Спартак Неделин, разгоряченный, румяный, в белом свитере, стоял рядом с учительницей.
– Разрешите, Галина Ивановна? – попросил он альбом Сыроежкина. – Я объясню! Здесь описано, как мы катаемся на лыжах. Только что на всех трех дорожках был наш девятый «А». Итак, о чем пишет Сыроежкин? Система трех векторов – это лыжник и лыжи. Естественно, что они зависят друг от друга, иначе никакого катания не получится, и два из них – лыжи – скользят по снегу и параллельны, то есть, выражаясь языком математики, они коллинеарны. О чем и пишет Сыроежкин. Читаем дальше: «Очень устойчива система, состоящая из трех коллинеарных векторов, что испытали на себе несколько исследователей». – Спартак не выдержал, засмеялся. – Остроумно! В точности Витька Попов. Упал на спину и съезжал вслед за лыжами. Вот не знал, что ты такой сочинитель, Сыроежкин! Это надо немедленно в газету. И забавные рисунки можно сделать. Я думаю, надо назвать так: «Лыжный спорт и векторная алгебра».
– Не знаю, как насчет газеты, – сухо заметила учительница, – а задание он не выполнил.
– Простите его, Галина Ивановна! – попросил Спартак. – Бывает, что увлекаешься не тем, чем надо… Но ведь талантливо написано!.. Он нарисует пейзаж дома.
– Хорошо, – сказала Галина Ивановна Сыроежкину, – нарисуй дома. А пока я ставлю тебе точку в журнале… Ребята, урок окончен. Возвращаемся в школу.
К Электронику подошел Макар Гусев и потянул его за рукав.
– Да ты мудрец, Сыроега! Вот не знал! – Макар наклонился и шепотом предложил: – Слушай, давай удерем от всех и искупаемся!
– Я не умею плавать, – громко сказал Электроник.
– Тише! – Макар сделал большие глаза и погрозил кулаком. – Чего боишься? Да мы быстро, никто и не заметит.
– Я никогда не купаюсь, – последовал спокойный ответ.

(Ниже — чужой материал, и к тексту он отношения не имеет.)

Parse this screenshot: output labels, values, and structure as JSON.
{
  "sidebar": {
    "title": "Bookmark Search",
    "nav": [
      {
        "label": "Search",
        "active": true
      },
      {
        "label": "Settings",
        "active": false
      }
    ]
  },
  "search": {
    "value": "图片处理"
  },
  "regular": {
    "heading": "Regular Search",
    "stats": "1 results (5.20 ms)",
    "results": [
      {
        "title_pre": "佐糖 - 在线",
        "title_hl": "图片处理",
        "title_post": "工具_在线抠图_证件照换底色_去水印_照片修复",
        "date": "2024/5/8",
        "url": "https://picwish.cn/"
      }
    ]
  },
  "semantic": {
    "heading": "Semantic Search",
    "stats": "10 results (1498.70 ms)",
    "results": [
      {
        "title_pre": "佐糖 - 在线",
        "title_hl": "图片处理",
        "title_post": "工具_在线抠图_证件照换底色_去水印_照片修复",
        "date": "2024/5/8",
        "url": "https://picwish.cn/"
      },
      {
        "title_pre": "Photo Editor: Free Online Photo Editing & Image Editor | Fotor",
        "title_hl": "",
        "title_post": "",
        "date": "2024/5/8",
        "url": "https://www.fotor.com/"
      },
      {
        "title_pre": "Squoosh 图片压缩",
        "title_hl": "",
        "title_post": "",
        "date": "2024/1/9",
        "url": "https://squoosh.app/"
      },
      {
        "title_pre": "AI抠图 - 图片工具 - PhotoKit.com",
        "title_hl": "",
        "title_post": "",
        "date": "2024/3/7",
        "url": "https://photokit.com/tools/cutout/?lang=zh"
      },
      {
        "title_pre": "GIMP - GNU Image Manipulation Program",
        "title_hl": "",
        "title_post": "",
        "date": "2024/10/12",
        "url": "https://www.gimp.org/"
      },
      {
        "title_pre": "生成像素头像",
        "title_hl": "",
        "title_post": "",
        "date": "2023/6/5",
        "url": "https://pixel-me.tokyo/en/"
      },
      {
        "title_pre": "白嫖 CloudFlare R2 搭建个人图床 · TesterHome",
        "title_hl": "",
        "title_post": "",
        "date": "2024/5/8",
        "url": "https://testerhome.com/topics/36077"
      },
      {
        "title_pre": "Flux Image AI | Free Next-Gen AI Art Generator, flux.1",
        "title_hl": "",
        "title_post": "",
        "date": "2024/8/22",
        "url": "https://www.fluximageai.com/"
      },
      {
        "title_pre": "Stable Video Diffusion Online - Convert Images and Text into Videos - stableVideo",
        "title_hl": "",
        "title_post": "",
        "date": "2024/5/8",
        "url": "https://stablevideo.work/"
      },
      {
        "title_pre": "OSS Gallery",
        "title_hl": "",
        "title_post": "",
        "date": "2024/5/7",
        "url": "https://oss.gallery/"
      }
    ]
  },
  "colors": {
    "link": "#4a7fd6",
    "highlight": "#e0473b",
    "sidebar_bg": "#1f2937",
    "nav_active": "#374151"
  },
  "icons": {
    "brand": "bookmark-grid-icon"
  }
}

Такая наглая ложь глубоко поразила Гусева. А чей же портрет был на всю обложку журнала! Все видели, как Сыроежкин на этой обложке вылезал из бассейна и скалил зубы фотографу.
– Посмотрите на этого маменькиного сыночка! – заорал Макар. – Он боится промочить ножки! Он никогда не купается… Ну и заливает!..
Макар и не подозревал, как он близок к истине. Купание для Электроника было равносильно самоубийству: вода, попав внутрь, могла вывести из строя его тонкий механизм. Гусев кричал во всю глотку, чтоб привлечь внимание ребят и посрамить недавнего чемпиона. Но его сбил вопрос Сыроежкина:
– Что значит заливает? Я тебя ничем не обливал.
– Ты, Сыроежкин, совсем рехнулся, – махнул рукой Гусев. – Простую речь не понимаешь… Или ты притворяешься?
– Ничего он не притворяется, – вмешался Профессор. – Я, когда думаю о чем-то, всегда пишу «карова» и вообще забываю самые обычные слова. Ты, Макар, не придирайся. Видишь, человек охрип. А ты – купаться.
– Подумаешь! Я утром уже два раза купнулся. И в полной форме! – Гусев схватил булыжник, швырнул его с обрыва. – Пощупай мышцы, Вовка! – попросил он Профессора. – Железо!.. Эй, чемпион, давай наперегонки до школы!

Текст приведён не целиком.